Benchmark 1: vanilla shuffle
  Time (mean ± σ):      2.864 s ±  0.016 s    [User: 2.828 s, System: 0.035 s]
  Range (min … max):    2.832 s …  2.884 s    10 runs

Benchmark 2: numpy shuffle
  Time (mean ± σ):     336.8 ms ±  14.9 ms    [User: 1918.3 ms, System: 27.0 ms]
  Range (min … max):   319.3 ms … 369.8 ms    10 runs

Benchmark 3: vanilla no-shuffle
  Time (mean ± σ):     791.2 ms ±  21.7 ms    [User: 758.6 ms, System: 32.2 ms]
  Range (min … max):   758.3 ms … 822.7 ms    10 runs

Benchmark 4: numpy no-shuffle
  Time (mean ± σ):     167.8 ms ±   9.0 ms    [User: 1745.3 ms, System: 30.2 ms]
  Range (min … max):   152.7 ms … 187.6 ms    17 runs

Summary
  numpy no-shuffle ran
    2.01 ± 0.14 times faster than numpy shuffle
    4.71 ± 0.28 times faster than vanilla no-shuffle
   17.06 ± 0.92 times faster than vanilla shuffle

Table for pairwise comparisons of each implementation:

implementation	no-shuffle	shuffle	rel. slowdown
numpy	167.8 ms ± 9.0 ms	336.8 ms ± 14.9 ms	2.01 ± 0.14
vanilla	791.2 ms ± 21.7 ms	2.864 s ± 0.016 s	3.62 ± 0.10

Now, we can clearly see that both the Numpy and vanilla Python implementations are affected by cache pressure, with the cache-friendly version being 2× and 3.6× faster, respectively. That the pure-Python version suffered a greater slowdown could indicate that the more complex PyObject* layout is substantially more cache-hostile, but I have a hunch that this might not be the entire story, e.g. because these measurements also include input parsing overhead. Future work might involve using tools like Valgrind's cachegrind to gain more detailed insight into how these programs interact with CPU caches, or could use a Numpy array for both implementations, and only compare whether the summing and indexing occurs in C code or Python code.

Conclusion

In these experiments, we demonstrated that even though Python may be slow compared to native code, cache effects do have measurable impact on performance.

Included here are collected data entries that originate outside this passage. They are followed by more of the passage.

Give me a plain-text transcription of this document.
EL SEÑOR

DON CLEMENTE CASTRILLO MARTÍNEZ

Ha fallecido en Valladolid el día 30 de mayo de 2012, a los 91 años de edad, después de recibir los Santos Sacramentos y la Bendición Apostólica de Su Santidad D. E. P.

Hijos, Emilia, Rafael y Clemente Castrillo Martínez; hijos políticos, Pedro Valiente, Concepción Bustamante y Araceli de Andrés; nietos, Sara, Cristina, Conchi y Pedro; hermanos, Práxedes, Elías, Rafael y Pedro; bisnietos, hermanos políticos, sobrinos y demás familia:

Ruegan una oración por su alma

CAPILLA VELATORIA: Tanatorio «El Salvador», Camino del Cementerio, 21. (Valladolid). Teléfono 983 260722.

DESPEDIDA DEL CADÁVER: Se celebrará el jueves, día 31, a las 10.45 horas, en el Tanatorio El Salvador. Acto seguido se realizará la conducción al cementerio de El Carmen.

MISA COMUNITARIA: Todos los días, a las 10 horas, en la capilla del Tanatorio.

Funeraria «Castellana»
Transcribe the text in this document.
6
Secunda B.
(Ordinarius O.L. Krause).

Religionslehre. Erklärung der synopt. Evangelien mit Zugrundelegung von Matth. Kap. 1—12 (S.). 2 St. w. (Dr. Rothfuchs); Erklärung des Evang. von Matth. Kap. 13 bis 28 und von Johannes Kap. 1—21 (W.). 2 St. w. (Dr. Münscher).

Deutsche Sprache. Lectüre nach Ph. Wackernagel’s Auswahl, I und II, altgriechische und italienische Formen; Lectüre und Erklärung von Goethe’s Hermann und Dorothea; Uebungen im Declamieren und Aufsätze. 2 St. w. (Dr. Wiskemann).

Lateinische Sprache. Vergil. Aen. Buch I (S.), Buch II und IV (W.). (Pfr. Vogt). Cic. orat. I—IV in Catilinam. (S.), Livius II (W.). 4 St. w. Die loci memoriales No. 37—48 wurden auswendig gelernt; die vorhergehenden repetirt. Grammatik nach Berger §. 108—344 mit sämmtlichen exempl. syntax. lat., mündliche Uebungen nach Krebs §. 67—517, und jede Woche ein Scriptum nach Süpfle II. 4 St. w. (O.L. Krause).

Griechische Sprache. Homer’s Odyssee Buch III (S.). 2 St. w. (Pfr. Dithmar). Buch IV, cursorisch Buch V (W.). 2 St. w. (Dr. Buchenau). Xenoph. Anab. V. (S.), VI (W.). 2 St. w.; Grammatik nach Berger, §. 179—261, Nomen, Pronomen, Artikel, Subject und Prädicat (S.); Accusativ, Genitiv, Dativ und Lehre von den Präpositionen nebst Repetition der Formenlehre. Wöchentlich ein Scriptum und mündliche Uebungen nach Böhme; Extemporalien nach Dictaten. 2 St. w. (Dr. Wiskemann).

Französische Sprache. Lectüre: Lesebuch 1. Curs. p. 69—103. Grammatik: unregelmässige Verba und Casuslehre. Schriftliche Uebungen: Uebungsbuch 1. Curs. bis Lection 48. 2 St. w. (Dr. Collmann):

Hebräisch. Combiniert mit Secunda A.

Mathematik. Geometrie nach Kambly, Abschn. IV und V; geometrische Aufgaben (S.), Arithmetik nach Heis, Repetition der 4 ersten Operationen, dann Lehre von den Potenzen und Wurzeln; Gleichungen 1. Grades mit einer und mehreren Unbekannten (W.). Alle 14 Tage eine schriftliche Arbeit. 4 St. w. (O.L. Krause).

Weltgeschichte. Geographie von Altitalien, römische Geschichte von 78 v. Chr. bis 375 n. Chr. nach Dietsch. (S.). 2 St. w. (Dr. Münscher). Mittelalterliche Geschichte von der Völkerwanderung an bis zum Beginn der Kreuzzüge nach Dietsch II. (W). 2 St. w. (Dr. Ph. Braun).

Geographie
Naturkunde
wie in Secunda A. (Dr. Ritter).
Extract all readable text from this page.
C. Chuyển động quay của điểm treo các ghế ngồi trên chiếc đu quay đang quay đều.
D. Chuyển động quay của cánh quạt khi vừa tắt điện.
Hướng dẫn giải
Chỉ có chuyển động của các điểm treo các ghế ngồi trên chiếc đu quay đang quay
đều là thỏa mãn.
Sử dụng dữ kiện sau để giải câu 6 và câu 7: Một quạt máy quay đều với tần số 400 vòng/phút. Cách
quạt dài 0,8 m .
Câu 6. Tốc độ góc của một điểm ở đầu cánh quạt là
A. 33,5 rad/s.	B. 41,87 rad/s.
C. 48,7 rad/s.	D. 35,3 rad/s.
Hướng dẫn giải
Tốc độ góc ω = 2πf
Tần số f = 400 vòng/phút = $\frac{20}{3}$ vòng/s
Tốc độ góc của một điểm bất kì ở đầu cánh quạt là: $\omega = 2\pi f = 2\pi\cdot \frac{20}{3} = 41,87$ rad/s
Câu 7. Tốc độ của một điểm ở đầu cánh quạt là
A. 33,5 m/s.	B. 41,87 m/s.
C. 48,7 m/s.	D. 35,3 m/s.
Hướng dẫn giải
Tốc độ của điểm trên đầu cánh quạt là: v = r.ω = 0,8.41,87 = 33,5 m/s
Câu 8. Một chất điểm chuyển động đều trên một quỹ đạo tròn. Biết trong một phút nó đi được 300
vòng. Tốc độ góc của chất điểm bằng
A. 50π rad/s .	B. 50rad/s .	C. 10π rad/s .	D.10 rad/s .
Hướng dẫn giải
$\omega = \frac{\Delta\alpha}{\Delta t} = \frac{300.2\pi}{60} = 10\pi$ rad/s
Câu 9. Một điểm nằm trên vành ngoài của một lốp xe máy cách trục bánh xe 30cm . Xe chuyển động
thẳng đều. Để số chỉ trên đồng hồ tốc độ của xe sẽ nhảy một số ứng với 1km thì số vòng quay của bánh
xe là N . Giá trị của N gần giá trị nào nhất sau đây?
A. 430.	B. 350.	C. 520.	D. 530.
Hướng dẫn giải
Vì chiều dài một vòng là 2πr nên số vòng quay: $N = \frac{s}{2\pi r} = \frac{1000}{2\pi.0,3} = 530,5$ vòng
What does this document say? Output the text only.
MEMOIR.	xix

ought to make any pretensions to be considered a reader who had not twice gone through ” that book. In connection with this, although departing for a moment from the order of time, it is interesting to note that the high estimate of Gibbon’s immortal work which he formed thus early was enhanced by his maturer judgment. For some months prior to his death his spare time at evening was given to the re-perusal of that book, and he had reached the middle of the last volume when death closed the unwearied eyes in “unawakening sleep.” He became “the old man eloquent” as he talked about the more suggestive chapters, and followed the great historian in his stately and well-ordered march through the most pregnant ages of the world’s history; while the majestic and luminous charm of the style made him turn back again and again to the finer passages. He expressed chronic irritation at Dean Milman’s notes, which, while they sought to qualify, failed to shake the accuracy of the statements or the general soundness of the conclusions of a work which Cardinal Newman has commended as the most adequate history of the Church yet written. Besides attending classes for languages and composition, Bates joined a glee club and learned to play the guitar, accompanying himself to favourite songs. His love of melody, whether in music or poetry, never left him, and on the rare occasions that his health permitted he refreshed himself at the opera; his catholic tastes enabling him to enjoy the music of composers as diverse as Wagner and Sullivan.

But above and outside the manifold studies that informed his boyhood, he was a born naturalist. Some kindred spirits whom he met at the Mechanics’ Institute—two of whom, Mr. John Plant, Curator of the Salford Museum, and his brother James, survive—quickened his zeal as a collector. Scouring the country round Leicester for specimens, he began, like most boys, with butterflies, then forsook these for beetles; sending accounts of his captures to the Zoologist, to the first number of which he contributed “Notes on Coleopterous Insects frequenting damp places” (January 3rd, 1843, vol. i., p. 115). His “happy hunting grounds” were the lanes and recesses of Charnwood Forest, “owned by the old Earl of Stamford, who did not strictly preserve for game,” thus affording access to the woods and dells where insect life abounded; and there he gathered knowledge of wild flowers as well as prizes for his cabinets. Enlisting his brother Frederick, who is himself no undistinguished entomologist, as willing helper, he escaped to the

We used fairly large lists to compare sequential element access to random access. We found that depending on list size, the random access was between 23% and 280% slower. That is nontrivial overhead worth optimizing for, at least for CPU-bound Python code.

The practical effect of this should be negligible though, as CPU-bound Python code using lists with lengths in the 10⁴+ range should be fairly rare.